Ruling leaves rights in THE GAP open to question

South Africa

The South African Supreme Court of Appeal has ruled on the drawn-out conflict relating to the trademark THE GAP between US company The Gap Inc and the South African A M Moolla Group (Case 123/2004, September 9 2005). Although the court ordered the removal from the Trademarks Register of numerous THE GAP marks owned by the South African entity, it did not expressly restrain that entity from using the marks.

A member of the A M Moolla group of companies had registered, among others, the trademarks THE GAP, GAP KIDS and GAP STORES in the 1970s and 1980s in relation to clothing. Various companies in the group (seven of which were appellants in the case) had used these trademarks from time to time.

The Gap is the originator of The Gap stores and clothing in the United States (which commenced in 1969) and holds numerous registrations in many countries of the world for various trademarks, including THE GAP trademark. The Gap claimed that its trademark THE GAP was well known in South Africa.

The Gap sought to restrain A M Moolla from using THE GAP trademarks under Section 35 of the Trademarks Act 1993, which gives effect to the provisions of Article 6bis of the Paris Convention for the Protection of Industrial Property and Articles 16(2) and 16(3) of the Agreement on Trade-Related Aspects of Intellectual Property Rights. The Gap also applied for the removal of the various THE GAP trademark registrations from the register on the grounds of (i) non-use for five years pursuant to Section 27(1)(b) of the act; and (ii) A M Moolla's lack of claim to proprietorship under Section 10(3).
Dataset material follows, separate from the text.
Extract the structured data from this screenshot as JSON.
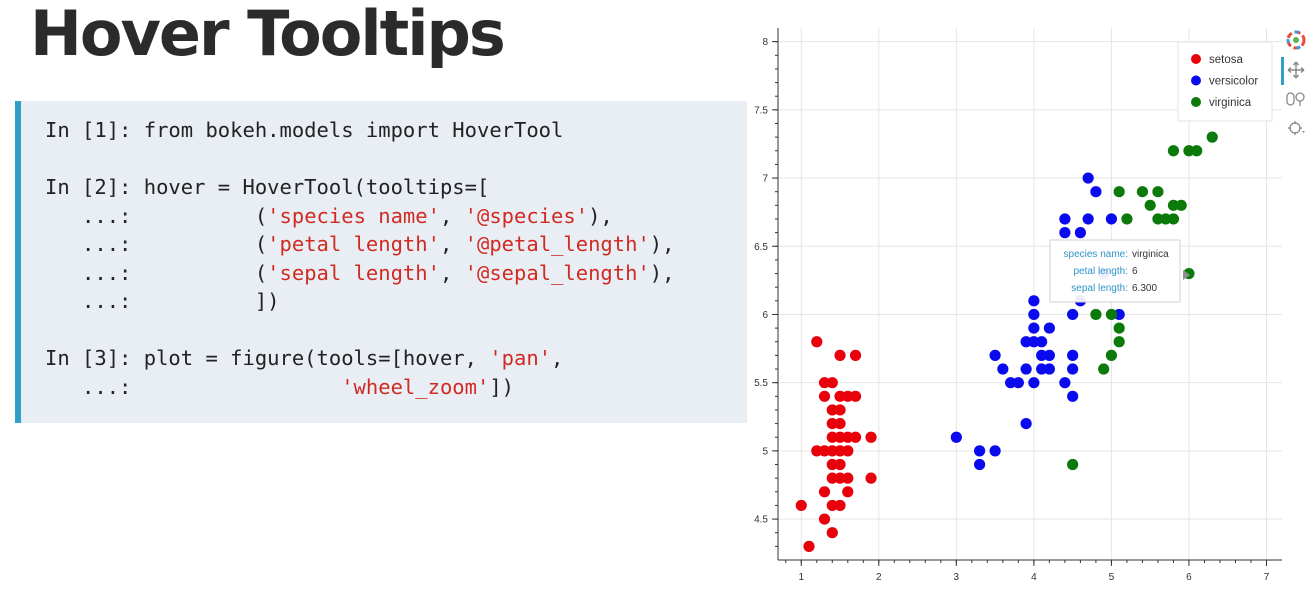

The case eventually came before the Supreme Court. Among other things, the court made the following findings:

  • Regarding the non-use attack, as the proprietor of THE GAP trademarks was effectively dormant, it was necessary to show use of the marks by other members of the A M Moolla group under licence. The court refused to accept A M Moolla's evidence in this regard and, accordingly, it directed the removal of various THE GAP trademark registrations from the register.

  • In coming to its conclusion regarding non-use, the court considered whether the issue of the lack of quality control as an independent factor under Section 27(1)(b) had relevance and whether, in the absence of quality control, use by a licensee could qualify as "permitted use". Following UK case law, it noted that:

    "In principle, there does not appear to be any reason at present to require quality control by or on behalf of the proprietor as a requirement for permitted use."

  • Despite some doubts, the court assumed in favour of The Gap that its GAP trademarks were well known in South Africa at the time of the institution of the proceedings, and also as at August 31 1991 - a requirement of Section 36(2) of the act.

  • The court held that A M Moolla could not rely on the provisions of Section 36(2) to claim a vested right to carry on using the THE GAP trademarks because they had not been used in a continuous manner from a date before August 31 1991.

  • The court nevertheless found that The Gap had not established that A M Moolla's trademarks constituted "a reproduction, imitation or translation of the well-known trademark" at the time when the local entity commenced use of the THE GAP trademarks and registered them. In coming to this conclusion, the court quoted with approval from the decision of the US Court of Appeals for the Federal Circuit in Person's Co Ltd v Christman (Case 900 F.2d 1565 (Fed.Cir 1990)) and concluded:

    "Although the marks in contention may at first blush appear to be imitations or reproductions of ... [The Gap's] marks, the crucial point is that when any reproduction or imitation took place, it was not of a 'well-known' mark, but of a mark not well-known within this country."

  • Accordingly, A M Moolla's appeal against the grant of the interdicts restraining its use of the THE GAP marks was upheld.

  • Turning next to the question of proprietorship, the court applied the repealed Trademarks Act 1963 and upheld, in part, A M Moolla's defence that some of its THE GAP trademark registrations had been on the register for more than seven years and therefore could not be removed. The court agreed that this was true of its 1973 and 1980 registrations, but rejected the defence in relation to the 1988 and 1989 registrations. The reason for the rejection was that the relevant registrations (measured from the date of filing of the trademark applications) had not been on the register for more than seven years prior to the implementation of the Trademarks Act 1993 on May 1 1995.

Thus, A M Moolla has lost a number of its THE GAP trademark registrations. Yet, on the other hand, the court has not restrained it or its related companies from using these marks. It therefore seems that, practically speaking, The Gap is no closer to its presumed goal of clearing away the obstacles to its exclusive use and registration of THE GAP trademarks in South Africa.